Twenty-five years after the daughter of a powerful and wealthy Greek tycoon was murdered and her boyfriend Cass Gianis is finally released after doing 25 years for that murder, the victim’s brother—now heir to the tycoon’s far-flung business empire—wants answers. He orders his security chief and an 82-year-old PI he has kept on retainer to look into the possible involvement of Cass’ identical twin Paul Gianis, now a state senator and likely victor in the upcoming mayor’s race, in that long-ago murder. There is an abundance of evidence—blood type, finger and foot prints, motive—against Cass, and nothing against Paul, but that won’t stop the vindictive Hal Kronon, whose aggressive ad campaign questioning Paul’s involvement threatens to sink Gianis’ mayoral ambitions.

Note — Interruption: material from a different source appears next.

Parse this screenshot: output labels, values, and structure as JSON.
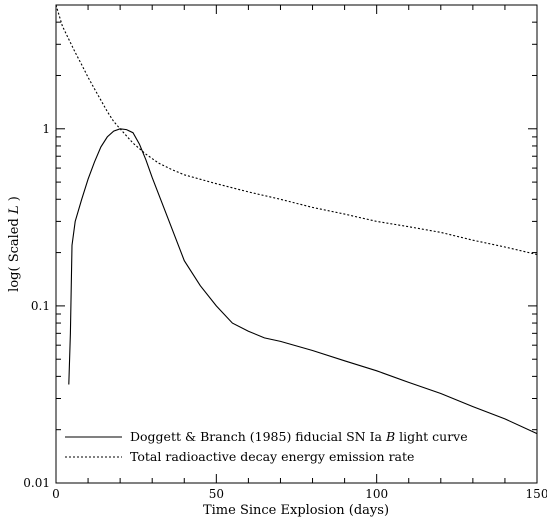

Security chief Evon Miller and the long-retired homicide detective-turned-PI Tim Brody team up to follow the leads, drawing on new DNA testing techniques, and soon discover that Cass didn’t commit the murder. But then who did, and why did Cass plead guilty? And so begins a complex Greek tragedy which leaves few unscathed at the end. The “identical twin” theme has almost become cliché in who-dun-its, but Turow gives it a new twist that kept me, at least, guessing nearly til the end.
What gives Identical its special appeal is Turow’s refusal to rely on plot or action alone to hold the reader’s attention. He instead gives us fully-fleshed characters so that we can judge for ourselves who among them are likely to be capable of murder and for what reasons. He weaves a complicated web of relationships within the tight-knit Greek community which both the Gianis and Kronon families are a part.
I will admit that some of the revelations at the end proved a touch too far-fetched to be believable, which took away from my total enjoyment of the novel, but there was enough in here to keep me spell-bound and guessing through most of it.